I was seriously unimpressed by this article. "If your backup account is hacked, your data may be vulnerable." Why yes, that is kinda true.
To which I'd add, If your brokerage account or bank account is hacked, your money is vulnerable. If your healthcare provider is hacked, your medical information is vulnerable. If a major credit report agency is hacked (hey wait, that happened ...) all your credit history and details around that history are vulnerable. If your machine is infected by malware, everything on it may be vulnerable. And email ... if your email account is hacked, is there anything in those emails of interest to a hacker?

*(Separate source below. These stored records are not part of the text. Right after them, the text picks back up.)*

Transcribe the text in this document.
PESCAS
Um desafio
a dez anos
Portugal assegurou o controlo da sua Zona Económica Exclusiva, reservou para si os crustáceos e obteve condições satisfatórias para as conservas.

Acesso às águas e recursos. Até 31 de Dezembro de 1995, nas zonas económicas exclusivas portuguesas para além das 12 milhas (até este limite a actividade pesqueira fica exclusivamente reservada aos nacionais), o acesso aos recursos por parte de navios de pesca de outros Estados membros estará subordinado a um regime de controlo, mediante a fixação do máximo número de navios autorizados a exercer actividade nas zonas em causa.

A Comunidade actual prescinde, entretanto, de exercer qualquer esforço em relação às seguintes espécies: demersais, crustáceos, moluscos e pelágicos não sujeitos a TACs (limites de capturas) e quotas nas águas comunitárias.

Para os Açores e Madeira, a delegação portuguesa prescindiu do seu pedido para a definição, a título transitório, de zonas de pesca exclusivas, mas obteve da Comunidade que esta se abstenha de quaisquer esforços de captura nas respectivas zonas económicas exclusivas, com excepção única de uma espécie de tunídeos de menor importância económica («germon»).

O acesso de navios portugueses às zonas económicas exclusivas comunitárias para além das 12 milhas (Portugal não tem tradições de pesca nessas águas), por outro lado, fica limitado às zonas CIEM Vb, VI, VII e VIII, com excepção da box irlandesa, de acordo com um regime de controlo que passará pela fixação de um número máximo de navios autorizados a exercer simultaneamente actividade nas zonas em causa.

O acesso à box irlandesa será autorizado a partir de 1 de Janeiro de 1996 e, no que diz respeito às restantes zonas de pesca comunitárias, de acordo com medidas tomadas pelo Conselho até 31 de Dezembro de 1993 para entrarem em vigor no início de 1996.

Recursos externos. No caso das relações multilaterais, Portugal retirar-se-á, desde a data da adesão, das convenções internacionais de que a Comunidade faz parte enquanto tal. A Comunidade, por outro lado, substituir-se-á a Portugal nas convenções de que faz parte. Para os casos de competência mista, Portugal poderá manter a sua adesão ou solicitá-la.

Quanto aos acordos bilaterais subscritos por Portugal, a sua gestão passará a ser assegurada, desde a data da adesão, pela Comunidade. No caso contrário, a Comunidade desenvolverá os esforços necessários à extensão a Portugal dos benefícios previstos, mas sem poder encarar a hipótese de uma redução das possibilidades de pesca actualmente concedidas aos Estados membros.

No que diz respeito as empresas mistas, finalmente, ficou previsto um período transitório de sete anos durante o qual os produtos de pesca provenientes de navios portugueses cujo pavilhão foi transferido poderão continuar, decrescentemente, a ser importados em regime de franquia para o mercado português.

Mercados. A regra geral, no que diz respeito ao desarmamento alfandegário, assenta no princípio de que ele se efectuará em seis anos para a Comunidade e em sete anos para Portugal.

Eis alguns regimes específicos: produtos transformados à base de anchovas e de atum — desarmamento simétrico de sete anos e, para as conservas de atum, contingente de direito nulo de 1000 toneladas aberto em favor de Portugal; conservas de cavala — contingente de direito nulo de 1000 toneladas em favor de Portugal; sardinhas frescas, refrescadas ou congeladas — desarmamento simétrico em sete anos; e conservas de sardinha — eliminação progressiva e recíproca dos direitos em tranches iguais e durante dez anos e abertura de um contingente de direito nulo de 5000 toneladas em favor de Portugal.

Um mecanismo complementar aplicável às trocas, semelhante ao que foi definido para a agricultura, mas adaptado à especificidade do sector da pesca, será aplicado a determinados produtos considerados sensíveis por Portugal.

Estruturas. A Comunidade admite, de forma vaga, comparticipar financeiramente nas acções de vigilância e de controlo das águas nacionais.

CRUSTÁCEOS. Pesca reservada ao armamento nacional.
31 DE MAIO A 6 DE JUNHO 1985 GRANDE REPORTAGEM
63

The better backup services encrypt your data at rest and during transmission. Some will allow you to provide a key that *they do not retain*. So hacking the backup provider won't get you anything except a bunch of files protected with state of the art encryption. Of course, if only you know the key, should you lose/forget the key your data on the backup servers cannot be retrieved.
The article also extols the virtues of password managers, which I agree with; password managers are great and much better than the alternatives. Alas, if your password manager gets successfully hacked... well, that's bad since now all your accounts and passwords are vulnerable, conveniently organized in one place. If I were interesting in hacking, I would be targeting password managers and financial accounts, credit reporting agencies
, etc. Hacking individual cloud backups seems like a poor use of hacker time; sifting through, in my case, about 5 TB of data the vast majority of which is not valuable, to try and get ONE person's data. Versus going after financial institutions, etc, where the percent of interesting information is much higher.
The threat to my data is much less from my cloud backups than from many many other things. Take for example the
Equifax breach in 2017. Nothing you as a consumer could have done to prevent that hack.